GARLAN III
El campamento de entrenamiento se extendía como una herida abierta sobre la llanura yerma al sur del Camino de los Dos Ríos. Durante el día, la disciplina reinaba entre los barracones, las tiendas y las pistas de maniobras. Pero por la noche, el aire se espesaba con murmullos y tensiones acumuladas. El fuego del patriotismo no era suficiente para calentar el corazón de un ejército que dormía junto a su propio reflejo dividido.
Garlan Oakheart caminaba entre los pabellones al alba, cuando el silbato de la patrulla de guardia interrumpió la calma.
—¡Un cadáver en el sector oeste! —gritó un joven cabo—. Un soldado, muerto a golpes.
El cuerpo yacía junto a unos barriles de agua, con el rostro destrozado y las manos aún cerradas en puños. El uniforme estaba rasgado a la altura del cuello. Alguien lo había arrastrado allí después de la pelea.
—¿Identificado? —preguntó Garlan, con el ceño fruncido.
—Era el soldado Marris, escuadra cinco, compañía del este. Según el registro, tenía simpatías con Leo Fossoway.

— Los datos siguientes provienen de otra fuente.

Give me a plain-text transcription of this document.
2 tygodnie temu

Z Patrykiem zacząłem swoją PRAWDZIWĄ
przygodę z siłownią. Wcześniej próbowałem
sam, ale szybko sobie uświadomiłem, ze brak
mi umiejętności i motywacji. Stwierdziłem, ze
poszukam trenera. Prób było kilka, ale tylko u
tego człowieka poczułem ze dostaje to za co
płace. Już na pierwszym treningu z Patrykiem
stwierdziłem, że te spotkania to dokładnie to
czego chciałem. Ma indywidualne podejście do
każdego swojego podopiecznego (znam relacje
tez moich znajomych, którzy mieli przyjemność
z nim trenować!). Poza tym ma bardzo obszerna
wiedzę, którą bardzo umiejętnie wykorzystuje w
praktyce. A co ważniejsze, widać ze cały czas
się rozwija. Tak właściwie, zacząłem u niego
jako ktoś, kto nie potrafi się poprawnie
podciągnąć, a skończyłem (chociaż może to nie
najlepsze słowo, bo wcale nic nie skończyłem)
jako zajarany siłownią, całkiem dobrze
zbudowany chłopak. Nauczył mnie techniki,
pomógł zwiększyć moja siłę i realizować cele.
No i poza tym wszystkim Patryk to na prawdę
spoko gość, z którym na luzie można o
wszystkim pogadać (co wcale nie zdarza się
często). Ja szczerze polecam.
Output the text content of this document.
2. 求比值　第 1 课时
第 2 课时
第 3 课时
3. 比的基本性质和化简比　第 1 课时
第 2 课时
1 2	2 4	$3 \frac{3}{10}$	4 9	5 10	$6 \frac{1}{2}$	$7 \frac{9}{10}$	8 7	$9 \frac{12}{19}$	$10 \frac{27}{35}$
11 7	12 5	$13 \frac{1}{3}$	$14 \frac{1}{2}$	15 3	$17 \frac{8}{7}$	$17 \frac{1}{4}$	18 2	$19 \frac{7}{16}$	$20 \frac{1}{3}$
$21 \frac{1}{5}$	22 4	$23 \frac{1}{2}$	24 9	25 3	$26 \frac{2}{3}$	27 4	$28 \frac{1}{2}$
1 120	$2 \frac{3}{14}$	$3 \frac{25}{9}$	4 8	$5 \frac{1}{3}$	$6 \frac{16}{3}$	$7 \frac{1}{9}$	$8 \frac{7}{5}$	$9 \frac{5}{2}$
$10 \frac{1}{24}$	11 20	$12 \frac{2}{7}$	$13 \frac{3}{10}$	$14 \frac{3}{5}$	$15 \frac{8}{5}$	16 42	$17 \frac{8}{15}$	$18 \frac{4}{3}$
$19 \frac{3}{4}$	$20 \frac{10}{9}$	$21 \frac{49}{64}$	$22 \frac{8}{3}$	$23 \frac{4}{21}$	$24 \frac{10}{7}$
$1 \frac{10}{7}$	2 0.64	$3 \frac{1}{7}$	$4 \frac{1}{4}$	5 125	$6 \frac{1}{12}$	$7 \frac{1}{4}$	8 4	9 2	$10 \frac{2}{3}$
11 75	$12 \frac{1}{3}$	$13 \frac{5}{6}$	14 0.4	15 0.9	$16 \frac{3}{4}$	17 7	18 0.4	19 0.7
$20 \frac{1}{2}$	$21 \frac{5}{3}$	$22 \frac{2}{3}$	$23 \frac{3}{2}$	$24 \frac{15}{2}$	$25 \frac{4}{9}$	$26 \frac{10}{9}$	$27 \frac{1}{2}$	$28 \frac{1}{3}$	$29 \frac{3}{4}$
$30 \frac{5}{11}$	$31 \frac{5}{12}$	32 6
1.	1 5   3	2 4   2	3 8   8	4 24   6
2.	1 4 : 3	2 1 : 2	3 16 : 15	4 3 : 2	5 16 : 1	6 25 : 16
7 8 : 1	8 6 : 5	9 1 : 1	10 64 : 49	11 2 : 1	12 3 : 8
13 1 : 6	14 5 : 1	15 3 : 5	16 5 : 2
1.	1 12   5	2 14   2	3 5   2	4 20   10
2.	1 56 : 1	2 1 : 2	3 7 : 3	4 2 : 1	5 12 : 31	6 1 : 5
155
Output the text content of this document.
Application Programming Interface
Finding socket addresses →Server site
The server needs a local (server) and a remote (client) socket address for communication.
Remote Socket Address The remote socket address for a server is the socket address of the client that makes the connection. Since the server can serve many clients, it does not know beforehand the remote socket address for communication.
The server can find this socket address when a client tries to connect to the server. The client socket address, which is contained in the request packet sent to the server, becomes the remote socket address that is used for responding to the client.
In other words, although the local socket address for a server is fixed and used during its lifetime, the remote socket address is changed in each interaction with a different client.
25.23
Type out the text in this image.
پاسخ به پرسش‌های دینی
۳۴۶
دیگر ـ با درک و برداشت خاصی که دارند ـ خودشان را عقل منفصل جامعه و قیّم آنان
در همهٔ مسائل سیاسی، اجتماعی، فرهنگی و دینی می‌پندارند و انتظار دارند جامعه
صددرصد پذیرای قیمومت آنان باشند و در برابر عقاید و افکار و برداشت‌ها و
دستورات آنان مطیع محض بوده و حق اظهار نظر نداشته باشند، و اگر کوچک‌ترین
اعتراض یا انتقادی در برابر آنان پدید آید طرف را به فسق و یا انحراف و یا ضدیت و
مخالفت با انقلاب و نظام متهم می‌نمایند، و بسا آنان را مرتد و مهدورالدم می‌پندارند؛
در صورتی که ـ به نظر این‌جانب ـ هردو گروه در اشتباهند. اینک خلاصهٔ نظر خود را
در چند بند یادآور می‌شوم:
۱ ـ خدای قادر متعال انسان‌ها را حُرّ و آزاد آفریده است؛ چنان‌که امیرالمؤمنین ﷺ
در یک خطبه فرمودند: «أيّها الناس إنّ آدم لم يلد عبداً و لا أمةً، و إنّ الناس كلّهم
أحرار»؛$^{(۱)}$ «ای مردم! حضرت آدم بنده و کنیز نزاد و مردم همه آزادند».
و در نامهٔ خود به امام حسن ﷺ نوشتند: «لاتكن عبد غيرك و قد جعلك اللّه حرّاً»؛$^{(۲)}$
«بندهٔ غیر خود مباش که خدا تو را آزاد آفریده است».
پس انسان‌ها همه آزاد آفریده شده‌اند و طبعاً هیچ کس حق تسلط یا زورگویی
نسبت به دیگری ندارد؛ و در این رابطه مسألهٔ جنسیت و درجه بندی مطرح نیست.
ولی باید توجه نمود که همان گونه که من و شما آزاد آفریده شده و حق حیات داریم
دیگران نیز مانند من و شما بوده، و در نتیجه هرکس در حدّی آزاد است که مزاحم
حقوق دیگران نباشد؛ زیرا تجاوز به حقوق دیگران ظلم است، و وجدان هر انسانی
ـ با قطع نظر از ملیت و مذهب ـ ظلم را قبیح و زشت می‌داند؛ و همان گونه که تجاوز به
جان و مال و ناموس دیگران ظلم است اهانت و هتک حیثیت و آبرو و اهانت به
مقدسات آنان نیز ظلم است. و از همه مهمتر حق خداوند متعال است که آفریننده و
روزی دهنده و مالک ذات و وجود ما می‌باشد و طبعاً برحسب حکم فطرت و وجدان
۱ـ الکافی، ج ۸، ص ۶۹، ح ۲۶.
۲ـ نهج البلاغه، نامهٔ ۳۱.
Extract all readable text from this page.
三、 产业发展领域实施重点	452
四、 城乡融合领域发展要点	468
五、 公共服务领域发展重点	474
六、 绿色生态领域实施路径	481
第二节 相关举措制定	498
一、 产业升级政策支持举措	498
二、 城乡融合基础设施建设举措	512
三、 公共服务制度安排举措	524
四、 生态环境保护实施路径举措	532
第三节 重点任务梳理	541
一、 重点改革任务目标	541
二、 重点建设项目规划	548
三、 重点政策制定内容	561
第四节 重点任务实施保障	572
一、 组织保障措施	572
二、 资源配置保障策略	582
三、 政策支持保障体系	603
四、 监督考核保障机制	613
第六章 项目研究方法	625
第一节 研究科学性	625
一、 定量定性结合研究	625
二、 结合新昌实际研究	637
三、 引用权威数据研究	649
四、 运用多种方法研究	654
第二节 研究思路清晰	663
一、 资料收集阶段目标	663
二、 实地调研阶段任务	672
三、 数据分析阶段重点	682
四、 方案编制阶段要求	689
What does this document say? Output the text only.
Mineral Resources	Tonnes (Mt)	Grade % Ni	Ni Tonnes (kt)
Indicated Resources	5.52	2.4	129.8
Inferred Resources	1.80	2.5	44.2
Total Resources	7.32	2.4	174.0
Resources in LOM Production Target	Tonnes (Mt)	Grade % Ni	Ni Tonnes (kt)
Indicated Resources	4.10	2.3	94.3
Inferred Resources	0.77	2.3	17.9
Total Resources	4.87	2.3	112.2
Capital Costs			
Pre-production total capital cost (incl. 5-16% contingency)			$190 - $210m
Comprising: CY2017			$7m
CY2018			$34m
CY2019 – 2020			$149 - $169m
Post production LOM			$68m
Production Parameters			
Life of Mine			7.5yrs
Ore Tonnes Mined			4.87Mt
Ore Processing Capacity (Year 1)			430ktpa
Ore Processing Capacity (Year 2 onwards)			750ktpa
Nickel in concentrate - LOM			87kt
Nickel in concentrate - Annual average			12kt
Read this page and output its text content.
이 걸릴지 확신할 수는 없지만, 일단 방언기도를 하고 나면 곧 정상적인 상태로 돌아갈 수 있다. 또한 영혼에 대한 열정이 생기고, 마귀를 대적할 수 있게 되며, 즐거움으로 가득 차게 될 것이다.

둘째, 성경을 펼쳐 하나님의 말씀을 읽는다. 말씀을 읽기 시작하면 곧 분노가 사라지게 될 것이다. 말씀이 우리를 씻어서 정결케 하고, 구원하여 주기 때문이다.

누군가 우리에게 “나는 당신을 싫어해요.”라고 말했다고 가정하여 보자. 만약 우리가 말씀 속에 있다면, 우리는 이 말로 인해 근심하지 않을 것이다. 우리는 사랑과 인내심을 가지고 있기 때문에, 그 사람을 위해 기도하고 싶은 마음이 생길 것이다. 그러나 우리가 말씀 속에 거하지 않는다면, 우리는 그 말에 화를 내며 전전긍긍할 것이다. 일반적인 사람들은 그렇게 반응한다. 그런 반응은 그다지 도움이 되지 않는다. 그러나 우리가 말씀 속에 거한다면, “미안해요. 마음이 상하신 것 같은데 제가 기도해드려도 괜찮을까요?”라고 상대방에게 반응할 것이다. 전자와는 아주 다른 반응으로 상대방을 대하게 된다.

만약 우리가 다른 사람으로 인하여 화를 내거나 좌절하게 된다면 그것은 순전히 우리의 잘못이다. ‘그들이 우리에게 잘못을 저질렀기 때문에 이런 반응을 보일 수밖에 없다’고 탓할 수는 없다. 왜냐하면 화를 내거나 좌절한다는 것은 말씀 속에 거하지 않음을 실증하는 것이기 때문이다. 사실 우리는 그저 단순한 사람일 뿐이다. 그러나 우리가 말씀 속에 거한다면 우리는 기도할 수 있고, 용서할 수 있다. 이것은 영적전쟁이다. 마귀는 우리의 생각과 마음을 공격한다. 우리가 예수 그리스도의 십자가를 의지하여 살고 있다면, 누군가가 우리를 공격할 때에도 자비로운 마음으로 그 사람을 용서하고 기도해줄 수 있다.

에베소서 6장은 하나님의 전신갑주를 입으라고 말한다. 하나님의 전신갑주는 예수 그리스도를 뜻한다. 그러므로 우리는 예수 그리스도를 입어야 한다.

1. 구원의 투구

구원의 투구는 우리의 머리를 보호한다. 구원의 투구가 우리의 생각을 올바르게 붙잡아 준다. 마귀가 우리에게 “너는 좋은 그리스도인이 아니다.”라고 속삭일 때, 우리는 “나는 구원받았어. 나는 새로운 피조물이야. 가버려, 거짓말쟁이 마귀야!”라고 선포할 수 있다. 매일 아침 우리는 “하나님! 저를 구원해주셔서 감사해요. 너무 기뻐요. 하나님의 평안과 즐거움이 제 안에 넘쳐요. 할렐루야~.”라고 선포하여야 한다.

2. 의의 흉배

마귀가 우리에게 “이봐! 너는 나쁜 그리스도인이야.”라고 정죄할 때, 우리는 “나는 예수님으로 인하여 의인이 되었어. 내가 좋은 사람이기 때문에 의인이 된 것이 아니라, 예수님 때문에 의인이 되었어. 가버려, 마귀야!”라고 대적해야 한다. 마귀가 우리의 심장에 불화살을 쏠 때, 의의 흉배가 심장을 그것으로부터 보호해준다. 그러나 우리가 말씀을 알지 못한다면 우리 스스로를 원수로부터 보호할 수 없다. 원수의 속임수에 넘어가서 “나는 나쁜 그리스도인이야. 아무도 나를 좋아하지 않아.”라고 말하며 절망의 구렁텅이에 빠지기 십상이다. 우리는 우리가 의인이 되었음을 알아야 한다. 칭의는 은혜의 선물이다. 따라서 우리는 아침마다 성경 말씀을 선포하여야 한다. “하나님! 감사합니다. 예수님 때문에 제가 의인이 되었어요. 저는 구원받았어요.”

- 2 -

Garlan asintió. Ya lo había temido.
La investigación fue breve. Demasiado breve.
Dos testigos dijeron haber escuchado gritos sobre “traidores con nombre de vino” y “la nobleza disfrazada de república”. Otros declararon que el soldado muerto estaba discutiendo con al menos tres compañeros la noche anterior. Nadie vio nada. Nadie se atrevió a nombrar a los agresores.
Garlan sabía lo que aquello significaba. Silencio de unidad. O silencio de miedo.
Se hizo llamar a todos los integrantes del pelotón del fallecido. Los hizo formar en fila. Frente a él, treinta y cuatro hombres y mujeres con el rostro duro y la mirada fija en el vacío.
—Soldados —dijo con voz firme—. Marris ha muerto a manos de sus propios compañeros. No fue una bala enemiga. No fue un accidente. Fue política. Fue odio.
Sus palabras retumbaron en el campo como el redoble de una ejecución.
—Sé que algunos de vosotros juráis lealtad a Aelinor Redwyne. Otros a Leo Fossoway. Algunos incluso me siguen a mí. Pero aquí, en este campamento, todos obedecen a la República.
Un murmullo se alzó en la fila, como un temblor.
—Quien haya cometido el asesinato, que dé un paso al frente. Recibirá el castigo correspondiente. Será la última oportunidad para que este ejército conserve el honor.
Silencio.
El viento soplaba desde las colinas con olor a tierra seca. Garlan miró a los rostros. Algunos sudaban. Otros temblaban. Ninguno se movió.
—Si nadie confiesa —dijo con frialdad—, el pelotón entero será apartado del frente. Sin excepción. Todos ustedes serán enviados a las barracas disciplinarias de Escudo Gris durante la duración de esta campaña.
Un joven dio un paso hacia adelante. Garlan sintió esperanza por un momento, pero el chico habló antes que él.
—Con todo el respeto, mi general… No podemos castigar a todos por lo que hizo uno. Es injusto.
—¿Y no lo fue la muerte de Marris? —preguntó Garlan—. ¿Qué mensaje recibirán los demás pelotones si dejamos que el asesinato y la política marquen la línea de fuego?
Silencio otra vez.
Garlan apretó los dientes. Estaba agotado. No de la guerra. De la política disfrazada de fervor. De los soldados que creían luchar por una idea, pero que en realidad obedecían banderas que cambiaban con el viento.
—¡Guardia! —gritó.
Se acercaron seis hombres con brazaletes rojos.
—Este pelotón queda disuelto. Quedan arrestados en nombre de la República. Custodia directa a Escudo Gris. Mañana al amanecer.
Los soldados no protestaron. Algunos lloraron. Otros apretaron los dientes. Nadie se movió.
Esa noche, Garlan permaneció solo en su tienda, observando el mapa del Dominio clavado a la lona. La línea de frente había sido dibujada con cuidado, pero en su mente se desdibujaba con cada decisión.
Sabía que la unidad era frágil. Que no todos los soldados lucharían por la misma bandera cuando llegara la hora. Pero sabía también que ceder ante el miedo o el favoritismo sería el primer paso hacia la disolución.
El deber lo había vuelto inflexible. No por arrogancia. Sino por desesperación.
Miró su reflejo en una petaca metálica. No se reconoció del todo.
Y comprendió que quizá el enemigo más peligroso no era Fossoway. Ni Tarly. Ni el Norte.
Era el tiempo.
El tiempo que corrompía ideales hasta volverlos armas.